Üç bölümden oluşan Onuncu Kalkınma Planı'nın ikinci bölümünde Mali Piyasalardan Sosyal Güvenliğe, İmalat Sanayiinde Dönüşümden Tarım ve Gıda'ya kadar çok sayıda önemli konuda hedef ve politikalara yer veriliyor.
Birkaç gündür Planın genel hatları üzerine konuşuluyor. Ben, Tarım ve Gıda başlığında yer alan hedef ve politikalara değinmek istiyorum. Planda öncelikle 9. Kalkınma Planı döneminin kısa bir özeti veriliyor. 2007-2012 döneminde tarım sektörü yıllık ortalama yüzde 2,1 oranında büyümüş. 2007 yılında tarımda yaşanan küçülmeyi hesaba katmazsak bu oran yüzde 3,9'a yükseliyor.
2013 yılında tarımsal desteklemelerin 9 milyar TL'ye yükseldiği belirtilen Planda sektörün önemli sorunları şu şekilde sıralanıyor: İşletmelerin dağınık ve küçük olması, pazara erişim, örgütlenmedeki yetersizlikler ve eğitim-yayım hizmetlerinin yaygınlaştırılamamış olması.
Önümüzdeki süreçte sektöre ilişkin beklentiler ise şöyle: Tarımın büyüme hızı ortalama yüzde 3,1 seviyesinde gerçekleşecek, toplam istihdam içerisindeki payı yüzde 21,9'a ve GSYH içerisindeki payı yüzde 6,8 gerileyecek.
Bu bölümdeki politika başlığında, tarım ve gıda sanayi işletmelerinin işbirliği ve entegrasyonuna atıfta bulunularak, yerel ve geleneksel ürünlerin katma değeri ve ihracata katkısının arttırılacağı vurgulanıyor. Bu konu oldukça önemli zira yine planda yer aldığı şekliyle tarım ihracatı 2006 yılında 3,6 milyar dolardan 2012 yılında 5,4 milyar dolara yükselmesine karşın, ithalat 2,9 milyar dolardan yine 2012 yılında 7,5 milyar dolara yükselmiş. Burada görülen negatif dış ticaret, gıda sektörünü işin içine kattığınızda pozitife dönüyor. 2012 yılı rakamlarına göre, gıda+tarım ihracatı 14,9 milyar dolar olurken, ithalat 12,6 milyarda kalıyor; yani dış ticarette pozitif dengeyi bu şekilde yakalıyor sektör.

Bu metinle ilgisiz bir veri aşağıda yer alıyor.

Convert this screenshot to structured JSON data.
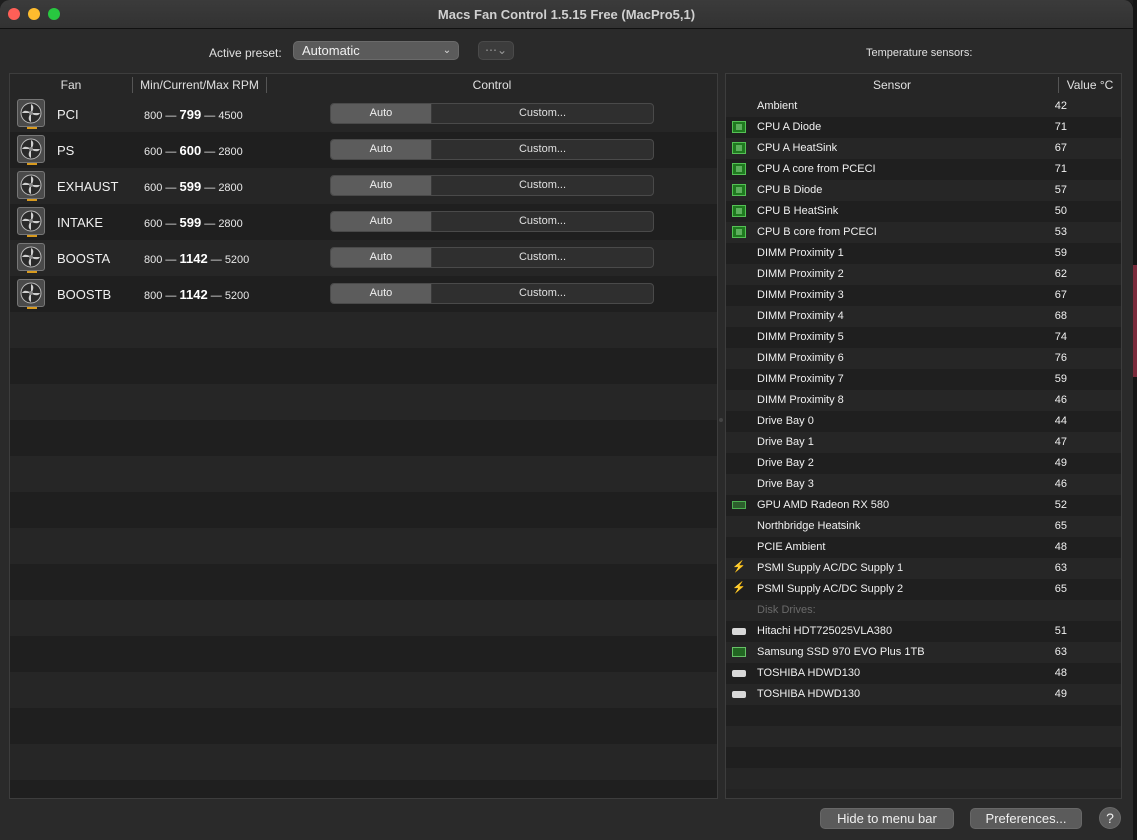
{
  "window": {
    "title": "Macs Fan Control 1.5.15 Free (MacPro5,1)"
  },
  "toolbar": {
    "preset_label": "Active preset:",
    "preset_value": "Automatic",
    "more_icon": "ellipsis-circle-icon",
    "sensors_label": "Temperature sensors:"
  },
  "fan_table": {
    "headers": {
      "fan": "Fan",
      "rpm": "Min/Current/Max RPM",
      "control": "Control"
    },
    "dash": "—",
    "fans": [
      {
        "name": "PCI",
        "min": "800",
        "current": "799",
        "max": "4500",
        "auto": "Auto",
        "custom": "Custom..."
      },
      {
        "name": "PS",
        "min": "600",
        "current": "600",
        "max": "2800",
        "auto": "Auto",
        "custom": "Custom..."
      },
      {
        "name": "EXHAUST",
        "min": "600",
        "current": "599",
        "max": "2800",
        "auto": "Auto",
        "custom": "Custom..."
      },
      {
        "name": "INTAKE",
        "min": "600",
        "current": "599",
        "max": "2800",
        "auto": "Auto",
        "custom": "Custom..."
      },
      {
        "name": "BOOSTA",
        "min": "800",
        "current": "1142",
        "max": "5200",
        "auto": "Auto",
        "custom": "Custom..."
      },
      {
        "name": "BOOSTB",
        "min": "800",
        "current": "1142",
        "max": "5200",
        "auto": "Auto",
        "custom": "Custom..."
      }
    ]
  },
  "sensor_table": {
    "headers": {
      "sensor": "Sensor",
      "value": "Value °C"
    },
    "rows": [
      {
        "icon": "none",
        "name": "Ambient",
        "value": "42"
      },
      {
        "icon": "cpu-chip-icon",
        "name": "CPU A Diode",
        "value": "71"
      },
      {
        "icon": "cpu-chip-icon",
        "name": "CPU A HeatSink",
        "value": "67"
      },
      {
        "icon": "cpu-chip-icon",
        "name": "CPU A core from PCECI",
        "value": "71"
      },
      {
        "icon": "cpu-chip-icon",
        "name": "CPU B Diode",
        "value": "57"
      },
      {
        "icon": "cpu-chip-icon",
        "name": "CPU B HeatSink",
        "value": "50"
      },
      {
        "icon": "cpu-chip-icon",
        "name": "CPU B core from PCECI",
        "value": "53"
      },
      {
        "icon": "none",
        "name": "DIMM Proximity 1",
        "value": "59"
      },
      {
        "icon": "none",
        "name": "DIMM Proximity 2",
        "value": "62"
      },
      {
        "icon": "none",
        "name": "DIMM Proximity 3",
        "value": "67"
      },
      {
        "icon": "none",
        "name": "DIMM Proximity 4",
        "value": "68"
      },
      {
        "icon": "none",
        "name": "DIMM Proximity 5",
        "value": "74"
      },
      {
        "icon": "none",
        "name": "DIMM Proximity 6",
        "value": "76"
      },
      {
        "icon": "none",
        "name": "DIMM Proximity 7",
        "value": "59"
      },
      {
        "icon": "none",
        "name": "DIMM Proximity 8",
        "value": "46"
      },
      {
        "icon": "none",
        "name": "Drive Bay 0",
        "value": "44"
      },
      {
        "icon": "none",
        "name": "Drive Bay 1",
        "value": "47"
      },
      {
        "icon": "none",
        "name": "Drive Bay 2",
        "value": "49"
      },
      {
        "icon": "none",
        "name": "Drive Bay 3",
        "value": "46"
      },
      {
        "icon": "gpu-card-icon",
        "name": "GPU AMD Radeon RX 580",
        "value": "52"
      },
      {
        "icon": "none",
        "name": "Northbridge Heatsink",
        "value": "65"
      },
      {
        "icon": "none",
        "name": "PCIE Ambient",
        "value": "48"
      },
      {
        "icon": "lightning-bolt-icon",
        "name": "PSMI Supply AC/DC Supply 1",
        "value": "63"
      },
      {
        "icon": "lightning-bolt-icon",
        "name": "PSMI Supply AC/DC Supply 2",
        "value": "65"
      },
      {
        "group": "Disk Drives:"
      },
      {
        "icon": "hard-disk-icon",
        "name": "Hitachi HDT725025VLA380",
        "value": "51"
      },
      {
        "icon": "ssd-icon",
        "name": "Samsung SSD 970 EVO Plus 1TB",
        "value": "63"
      },
      {
        "icon": "hard-disk-icon",
        "name": "TOSHIBA HDWD130",
        "value": "48"
      },
      {
        "icon": "hard-disk-icon",
        "name": "TOSHIBA HDWD130",
        "value": "49"
      }
    ]
  },
  "footer": {
    "hide_label": "Hide to menu bar",
    "prefs_label": "Preferences...",
    "help_label": "?"
  }
}
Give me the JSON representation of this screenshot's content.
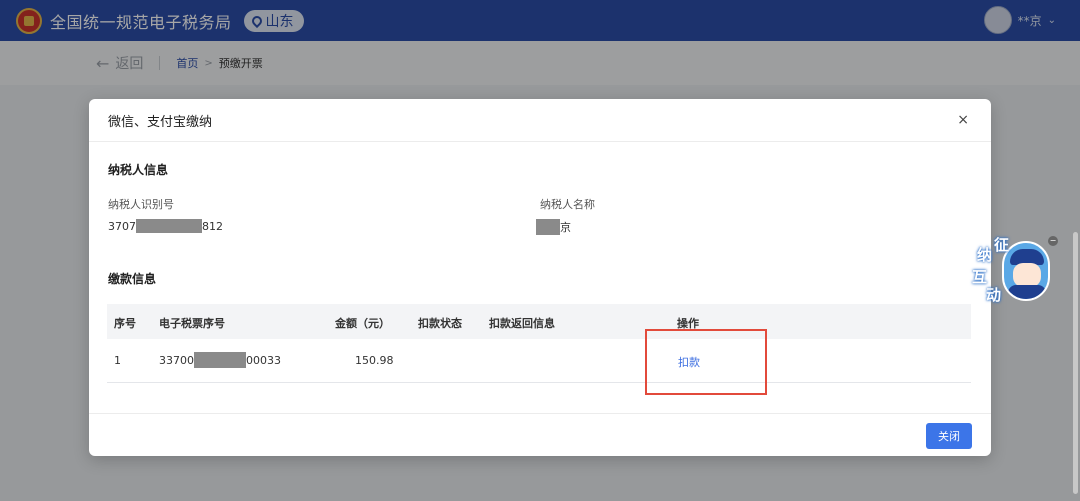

İşte bu nedenle tarım ve gıda sanayi entegrasyonu hayati önem taşıyor. Ülkemizde orta ve uzun vadeli tarım ve hayvancılık politikalarının gerek kalkınma planında gerek Gıda Tarım ve Hayvancılık Bakanlığı'nın bir süre önce paylaştığı tarımsal strateji planında, gerekse Sanayi Bakanlığı'nın sanayi stratejisi belgesinde yer almaya başlaması oldukça güzel gelişmeler. Değişik kurumlar tarafından ortaya konulan bu hedeflerde uyum sağlandığı taktirde tarım ve gıda sektörleri olarak 2023 hedeflerimize emin adımlarla ilerleyebiliriz.